Anomaly detection for batch yield: a small model beats our heuristics

← All field notes

For the first two years of Platform development we used hand-written heuristics to flag batches trending toward poor yield. They worked, mostly. An experienced operator would recognise the same patterns by eye, and the rules codified that intuition. The problem was that intuition is a moving target, and rules need someone to update them. When we finally trained a small anomaly detection model on our historical batch data, it outperformed the heuristics in both recall and lead time. This post explains the approach and what we found.

Why we kept the model small

The temptation when a problem looks like a machine-learning problem is to reach for the largest available tool. We resisted that for two reasons. First, our dataset is narrow: a few thousand completed batches with logged sensor readings and final yield outcomes. A large model would overfit on noise we cannot yet separate from signal. Second, operationally, a model that a rearing technician can roughly understand is one they will trust and correct when it misfires.

The model we settled on is an isolation forest trained on six features:

Mean substrate moisture across days 3 to 7 of a cycle
Variance in daily weight gain during the same window
Feed conversion ratio at the midpoint weigh-in
Ambient temperature range (max minus min) over the preceding 48 hours
Larval density deviation from target stocking rate
Number of manual interventions logged against the tray

A model you cannot explain to the person acting on its output is a model that will be ignored when it matters most.

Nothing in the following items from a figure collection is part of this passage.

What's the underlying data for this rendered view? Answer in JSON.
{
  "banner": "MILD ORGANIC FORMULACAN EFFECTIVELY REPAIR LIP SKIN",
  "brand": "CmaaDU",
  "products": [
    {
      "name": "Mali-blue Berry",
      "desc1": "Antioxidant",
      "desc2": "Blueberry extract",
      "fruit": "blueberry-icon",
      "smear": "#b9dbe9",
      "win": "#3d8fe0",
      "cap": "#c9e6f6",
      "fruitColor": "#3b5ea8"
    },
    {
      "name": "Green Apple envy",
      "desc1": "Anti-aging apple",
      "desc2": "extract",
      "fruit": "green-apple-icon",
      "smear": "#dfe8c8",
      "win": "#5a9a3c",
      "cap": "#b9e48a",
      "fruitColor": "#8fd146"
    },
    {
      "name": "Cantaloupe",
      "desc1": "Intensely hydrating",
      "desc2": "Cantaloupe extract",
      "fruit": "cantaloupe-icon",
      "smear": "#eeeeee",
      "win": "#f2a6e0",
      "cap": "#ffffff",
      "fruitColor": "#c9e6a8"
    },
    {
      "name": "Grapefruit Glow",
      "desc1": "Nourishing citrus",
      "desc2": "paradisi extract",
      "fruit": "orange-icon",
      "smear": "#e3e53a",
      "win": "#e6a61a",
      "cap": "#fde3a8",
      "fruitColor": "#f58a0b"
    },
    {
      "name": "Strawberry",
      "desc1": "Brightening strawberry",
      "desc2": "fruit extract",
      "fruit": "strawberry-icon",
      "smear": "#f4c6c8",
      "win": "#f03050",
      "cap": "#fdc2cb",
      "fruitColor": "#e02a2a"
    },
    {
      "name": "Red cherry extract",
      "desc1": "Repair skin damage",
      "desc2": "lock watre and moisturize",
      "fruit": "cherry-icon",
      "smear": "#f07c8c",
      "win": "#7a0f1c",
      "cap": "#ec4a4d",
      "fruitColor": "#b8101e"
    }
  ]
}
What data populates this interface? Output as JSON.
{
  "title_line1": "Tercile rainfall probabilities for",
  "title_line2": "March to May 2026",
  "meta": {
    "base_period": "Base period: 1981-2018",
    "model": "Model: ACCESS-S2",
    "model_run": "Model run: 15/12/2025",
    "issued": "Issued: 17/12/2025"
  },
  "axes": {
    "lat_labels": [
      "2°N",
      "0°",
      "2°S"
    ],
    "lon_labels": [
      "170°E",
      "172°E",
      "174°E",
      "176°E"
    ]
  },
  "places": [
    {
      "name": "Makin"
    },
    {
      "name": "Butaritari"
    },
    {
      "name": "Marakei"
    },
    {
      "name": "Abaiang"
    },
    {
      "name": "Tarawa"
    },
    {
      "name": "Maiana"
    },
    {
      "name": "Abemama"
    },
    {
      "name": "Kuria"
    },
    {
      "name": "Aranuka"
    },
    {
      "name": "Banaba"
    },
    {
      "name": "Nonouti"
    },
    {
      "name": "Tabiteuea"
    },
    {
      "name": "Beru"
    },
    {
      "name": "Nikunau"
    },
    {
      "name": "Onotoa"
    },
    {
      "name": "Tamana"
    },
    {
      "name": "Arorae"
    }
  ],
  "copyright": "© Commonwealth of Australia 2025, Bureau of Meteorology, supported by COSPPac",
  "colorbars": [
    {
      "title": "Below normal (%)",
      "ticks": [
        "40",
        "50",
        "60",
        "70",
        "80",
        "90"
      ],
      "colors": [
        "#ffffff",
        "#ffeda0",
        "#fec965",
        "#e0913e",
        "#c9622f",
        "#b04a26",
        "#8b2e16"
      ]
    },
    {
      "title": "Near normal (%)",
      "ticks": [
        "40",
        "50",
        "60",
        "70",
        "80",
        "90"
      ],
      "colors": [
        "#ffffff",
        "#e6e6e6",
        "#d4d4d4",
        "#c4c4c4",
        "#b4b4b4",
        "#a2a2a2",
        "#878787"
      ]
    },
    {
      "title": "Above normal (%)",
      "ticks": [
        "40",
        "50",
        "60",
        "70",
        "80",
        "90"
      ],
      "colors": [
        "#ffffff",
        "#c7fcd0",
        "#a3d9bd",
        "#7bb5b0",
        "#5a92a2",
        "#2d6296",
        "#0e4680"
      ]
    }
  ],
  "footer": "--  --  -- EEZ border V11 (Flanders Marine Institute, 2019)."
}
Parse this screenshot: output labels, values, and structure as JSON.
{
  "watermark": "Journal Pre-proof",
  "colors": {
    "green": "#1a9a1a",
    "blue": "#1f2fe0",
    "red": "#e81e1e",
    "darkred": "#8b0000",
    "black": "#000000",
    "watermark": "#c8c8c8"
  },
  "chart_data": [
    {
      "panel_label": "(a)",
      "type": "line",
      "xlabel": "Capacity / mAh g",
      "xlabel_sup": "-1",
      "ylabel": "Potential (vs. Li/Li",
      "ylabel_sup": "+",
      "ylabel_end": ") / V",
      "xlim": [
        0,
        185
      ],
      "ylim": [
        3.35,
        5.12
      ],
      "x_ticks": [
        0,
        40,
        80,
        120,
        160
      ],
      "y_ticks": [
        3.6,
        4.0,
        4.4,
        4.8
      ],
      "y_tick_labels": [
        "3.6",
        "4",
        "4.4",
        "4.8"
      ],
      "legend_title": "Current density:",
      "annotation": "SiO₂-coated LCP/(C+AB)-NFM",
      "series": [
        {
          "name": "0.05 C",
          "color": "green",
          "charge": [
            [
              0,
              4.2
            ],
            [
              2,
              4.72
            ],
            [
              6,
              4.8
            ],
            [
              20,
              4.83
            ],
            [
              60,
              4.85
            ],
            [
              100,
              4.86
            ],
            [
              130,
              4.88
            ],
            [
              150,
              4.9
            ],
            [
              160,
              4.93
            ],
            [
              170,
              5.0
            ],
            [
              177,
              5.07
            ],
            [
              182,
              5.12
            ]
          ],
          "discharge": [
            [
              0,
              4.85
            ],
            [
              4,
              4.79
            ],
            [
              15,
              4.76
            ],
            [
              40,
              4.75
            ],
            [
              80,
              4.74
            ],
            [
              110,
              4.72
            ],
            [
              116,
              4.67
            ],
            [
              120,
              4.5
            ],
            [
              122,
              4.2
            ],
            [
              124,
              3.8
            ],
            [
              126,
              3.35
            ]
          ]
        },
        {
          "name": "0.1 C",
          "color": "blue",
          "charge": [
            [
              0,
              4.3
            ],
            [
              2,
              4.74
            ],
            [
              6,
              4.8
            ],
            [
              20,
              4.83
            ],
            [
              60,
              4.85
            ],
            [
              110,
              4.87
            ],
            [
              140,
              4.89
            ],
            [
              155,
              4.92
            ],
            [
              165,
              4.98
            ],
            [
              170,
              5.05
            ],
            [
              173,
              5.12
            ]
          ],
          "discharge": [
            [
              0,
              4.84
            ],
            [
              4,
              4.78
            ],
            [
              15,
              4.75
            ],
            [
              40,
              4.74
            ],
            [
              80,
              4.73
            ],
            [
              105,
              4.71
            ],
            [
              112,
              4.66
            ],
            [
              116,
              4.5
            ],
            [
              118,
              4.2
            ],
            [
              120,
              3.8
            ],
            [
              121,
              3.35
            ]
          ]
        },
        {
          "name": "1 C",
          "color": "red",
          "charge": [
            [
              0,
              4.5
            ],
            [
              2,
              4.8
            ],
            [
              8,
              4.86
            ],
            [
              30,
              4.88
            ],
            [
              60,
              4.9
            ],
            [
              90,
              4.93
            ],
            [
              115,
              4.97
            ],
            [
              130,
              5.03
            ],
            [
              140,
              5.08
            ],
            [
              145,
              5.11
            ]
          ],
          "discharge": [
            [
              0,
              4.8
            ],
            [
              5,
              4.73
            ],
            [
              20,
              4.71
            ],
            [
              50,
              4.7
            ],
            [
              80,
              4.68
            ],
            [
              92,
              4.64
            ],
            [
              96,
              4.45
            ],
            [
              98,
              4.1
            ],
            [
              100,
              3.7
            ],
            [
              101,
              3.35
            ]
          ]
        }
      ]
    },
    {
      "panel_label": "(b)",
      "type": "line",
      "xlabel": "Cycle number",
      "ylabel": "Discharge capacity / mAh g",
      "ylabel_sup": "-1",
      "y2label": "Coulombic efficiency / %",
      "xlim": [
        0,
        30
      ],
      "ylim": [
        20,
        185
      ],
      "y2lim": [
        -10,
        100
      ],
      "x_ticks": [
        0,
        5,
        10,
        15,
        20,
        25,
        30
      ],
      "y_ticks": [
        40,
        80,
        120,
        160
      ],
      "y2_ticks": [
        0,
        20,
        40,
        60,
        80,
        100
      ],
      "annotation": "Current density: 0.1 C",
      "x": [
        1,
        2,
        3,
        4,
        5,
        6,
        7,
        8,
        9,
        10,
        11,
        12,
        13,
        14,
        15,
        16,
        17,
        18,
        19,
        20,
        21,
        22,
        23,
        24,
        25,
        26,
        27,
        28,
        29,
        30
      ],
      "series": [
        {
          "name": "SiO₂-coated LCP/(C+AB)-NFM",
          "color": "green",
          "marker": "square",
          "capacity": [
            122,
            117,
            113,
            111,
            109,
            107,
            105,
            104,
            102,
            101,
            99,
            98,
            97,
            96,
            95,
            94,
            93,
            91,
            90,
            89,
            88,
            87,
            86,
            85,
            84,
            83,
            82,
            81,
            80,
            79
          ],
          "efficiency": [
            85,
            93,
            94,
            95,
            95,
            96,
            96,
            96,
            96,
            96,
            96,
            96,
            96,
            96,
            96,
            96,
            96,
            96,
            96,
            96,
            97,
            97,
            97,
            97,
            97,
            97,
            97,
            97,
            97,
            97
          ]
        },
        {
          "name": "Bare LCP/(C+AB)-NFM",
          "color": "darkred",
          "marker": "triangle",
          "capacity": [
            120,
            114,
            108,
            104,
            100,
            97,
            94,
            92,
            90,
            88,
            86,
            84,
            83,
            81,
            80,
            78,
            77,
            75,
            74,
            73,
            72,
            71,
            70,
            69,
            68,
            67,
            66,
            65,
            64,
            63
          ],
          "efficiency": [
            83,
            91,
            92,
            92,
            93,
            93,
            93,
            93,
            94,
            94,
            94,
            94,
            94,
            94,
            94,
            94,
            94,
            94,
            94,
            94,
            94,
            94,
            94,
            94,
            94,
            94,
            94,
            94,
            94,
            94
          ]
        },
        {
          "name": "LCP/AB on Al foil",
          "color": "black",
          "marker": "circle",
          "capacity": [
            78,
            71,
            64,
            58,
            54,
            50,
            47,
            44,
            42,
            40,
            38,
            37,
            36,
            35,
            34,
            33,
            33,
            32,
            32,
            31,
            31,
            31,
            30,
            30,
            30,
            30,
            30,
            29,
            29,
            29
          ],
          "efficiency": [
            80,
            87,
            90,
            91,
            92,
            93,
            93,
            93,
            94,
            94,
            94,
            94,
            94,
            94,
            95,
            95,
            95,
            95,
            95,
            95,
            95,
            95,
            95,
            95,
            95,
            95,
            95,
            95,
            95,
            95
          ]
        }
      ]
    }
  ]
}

What the comparison showed

We ran the model in shadow mode alongside the heuristics for 90 days, flagging batches without surfacing those flags to operators. At the end of the window we compared predictions to outcomes.

The heuristics caught 61% of failing batches, with a median lead time of 1.9 days before the yield shortfall became measurable. The model caught 78% of failing batches with a median lead time of 3.4 days. False positive rates were similar: 11% for heuristics, 14% for the model.

The extra 1.5 days of lead time is the operational prize. It is enough to adjust misting, add supplemental feed, or in the worst case, close out the batch early and reclaim resources.

What we have not solved

The model degrades when we introduce new substrate blends or change stocking density meaningfully, because those shifts move the feature distributions. We retrain quarterly, which is manageable, but it means the first few batches after a process change run on slightly stale predictions. Flagging process changes explicitly in the data pipeline is the next improvement on the list.